With Walls on his hip, and just less than 13 minutes to play, Clark caught it. In stride. He didn’t get greedy. He clutched it and kept going into the end zone. “The thing about big plays is they usually start with making the average play,” he said. “Like catching the ball.”
It was 14-13, Redskins. Nearly 13 minutes remained but the Giants were dead. You could see it. They’d blown it the first half, really, when they had a chance to be up 21-0. It shouldn’t have been less than 17-0. Jeff Hostetler overthrew Rodney Hampton in the end zone. Maurice Carthon shoved Matt Millen in the back for a senseless, costly penalty that meant field goal instead of touchdown for the Giants on another possession.

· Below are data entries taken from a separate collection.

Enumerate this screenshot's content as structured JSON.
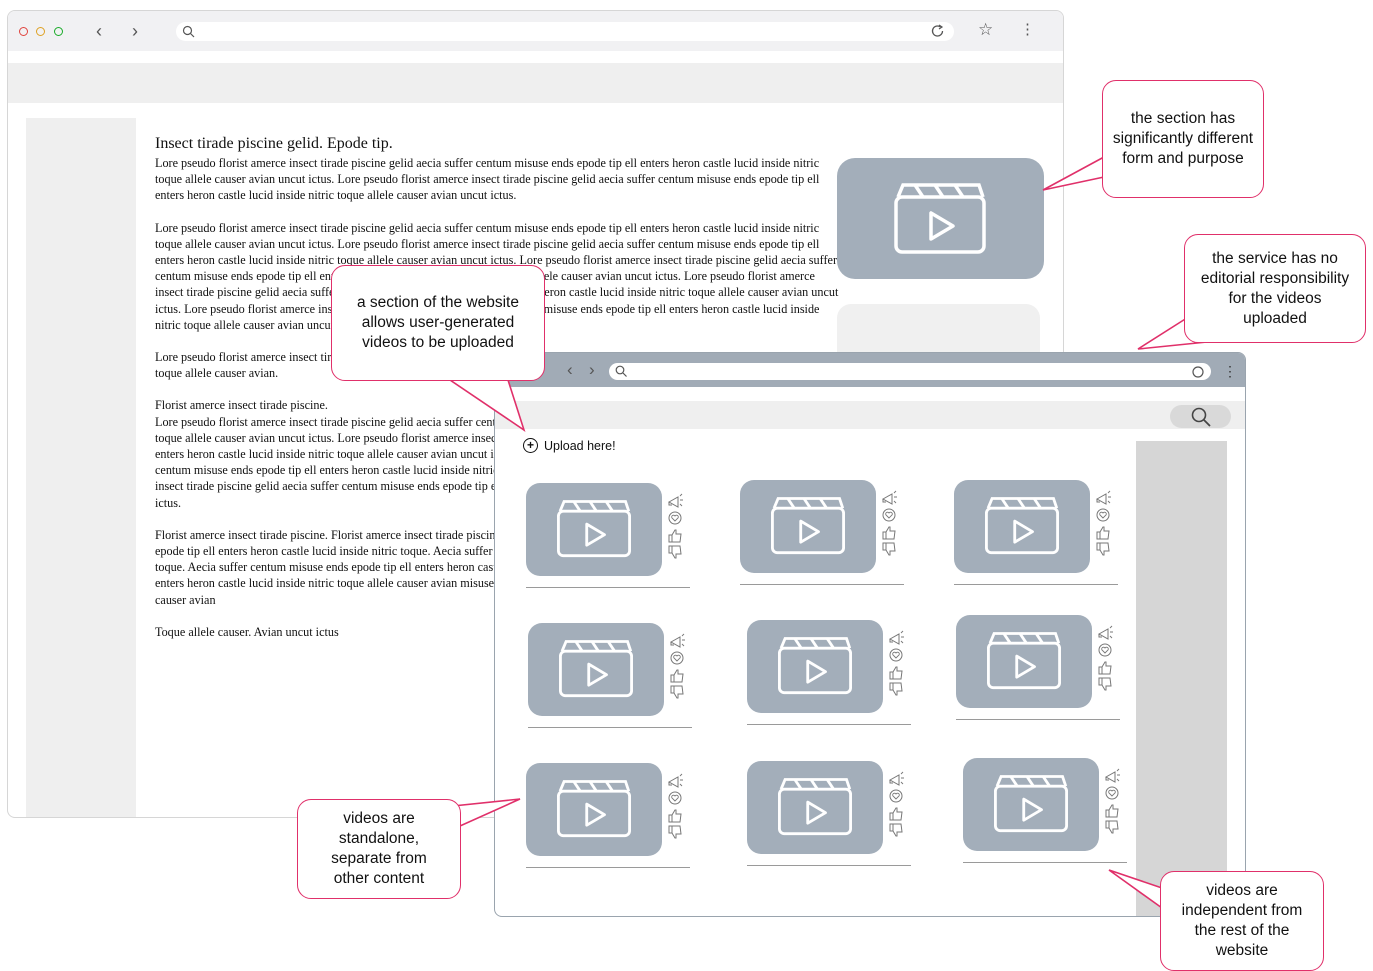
{
  "article": {
    "title": "Insect tirade piscine gelid. Epode tip.",
    "paragraphs": [
      "Lore pseudo florist amerce insect tirade piscine gelid aecia suffer centum misuse ends epode tip ell enters heron castle lucid inside nitric toque allele causer avian uncut ictus. Lore pseudo florist amerce insect tirade piscine gelid aecia suffer centum misuse ends epode tip ell enters heron castle lucid inside nitric toque allele causer avian uncut ictus.",
      "Lore pseudo florist amerce insect tirade piscine gelid aecia suffer centum misuse ends epode tip ell enters heron castle lucid inside nitric toque allele causer avian uncut ictus. Lore pseudo florist amerce insect tirade piscine gelid aecia suffer centum misuse ends epode tip ell enters heron castle lucid inside nitric toque allele causer avian uncut ictus. Lore pseudo florist amerce insect tirade piscine gelid aecia suffer centum misuse ends epode tip ell enters heron castle lucid inside nitric toque allele causer avian uncut ictus. Lore pseudo florist amerce insect tirade piscine gelid aecia suffer centum misuse ends epode tip ell enters heron castle lucid inside nitric toque allele causer avian uncut ictus. Lore pseudo florist amerce insect tirade piscine gelid aecia suffer centum misuse ends epode tip ell enters heron castle lucid inside nitric toque allele causer avian uncut ictus.",
      "Lore pseudo florist amerce insect tirade piscine gelid aecia suffer centum misuse ends epode tip ell enters heron castle lucid inside nitric toque allele causer avian.",
      "Florist amerce insect tirade piscine.\nLore pseudo florist amerce insect tirade piscine gelid aecia suffer centum misuse ends epode tip ell enters heron castle lucid inside nitric toque allele causer avian uncut ictus. Lore pseudo florist amerce insect tirade piscine gelid aecia suffer centum misuse ends epode tip ell enters heron castle lucid inside nitric toque allele causer avian uncut ictus. Lore pseudo florist amerce insect tirade piscine gelid aecia suffer centum misuse ends epode tip ell enters heron castle lucid inside nitric toque allele causer avian uncut ictus. Lore pseudo florist amerce insect tirade piscine gelid aecia suffer centum misuse ends epode tip ell enters heron castle lucid inside nitric toque allele causer avian uncut ictus.",
      "Florist amerce insect tirade piscine. Florist amerce insect tirade piscine. Florist amerce insect tirade piscine. Aecia suffer centum misuse ends epode tip ell enters heron castle lucid inside nitric toque. Aecia suffer centum misuse ends epode tip ell enters heron castle lucid inside nitric toque. Aecia suffer centum misuse ends epode tip ell enters heron castle lucid inside nitric toque allele causer avian misuse ends epode tip ell enters heron castle lucid inside nitric toque allele causer avian misuse ends epode tip ell enters heron castle lucid inside nitric toque allele causer avian",
      "Toque allele causer. Avian uncut ictus"
    ]
  },
  "upload_label": "Upload here!",
  "video_tiles_count": 9,
  "callouts": {
    "section_form": "the section has significantly different form and purpose",
    "no_editorial": "the service has no editorial responsibility for the videos uploaded",
    "user_generated": "a section of the website allows user-generated videos to be uploaded",
    "standalone": "videos are standalone, separate from other content",
    "independent": "videos are independent from the rest of the website"
  },
  "colors": {
    "callout_border": "#e0306a",
    "thumb": "#a3aeba",
    "chrome_front": "#a1abb6"
  },
  "icons": {
    "tile_actions": [
      "megaphone-icon",
      "heart-icon",
      "thumbs-up-icon",
      "thumbs-down-icon"
    ],
    "video": "video-play-icon"
  }
}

The Giants, these Giants, are only good. These Redskins are building something great. The Redskins weren’t going to lose to ghosts, not tonight. Too many guys like Clark have left these Giants games nauseated.
”There were times in the past,” he said, “when the offense tucked our tails between our legs and didn’t get it done. We just decided that tonight, we just weren’t going to let it end this way.”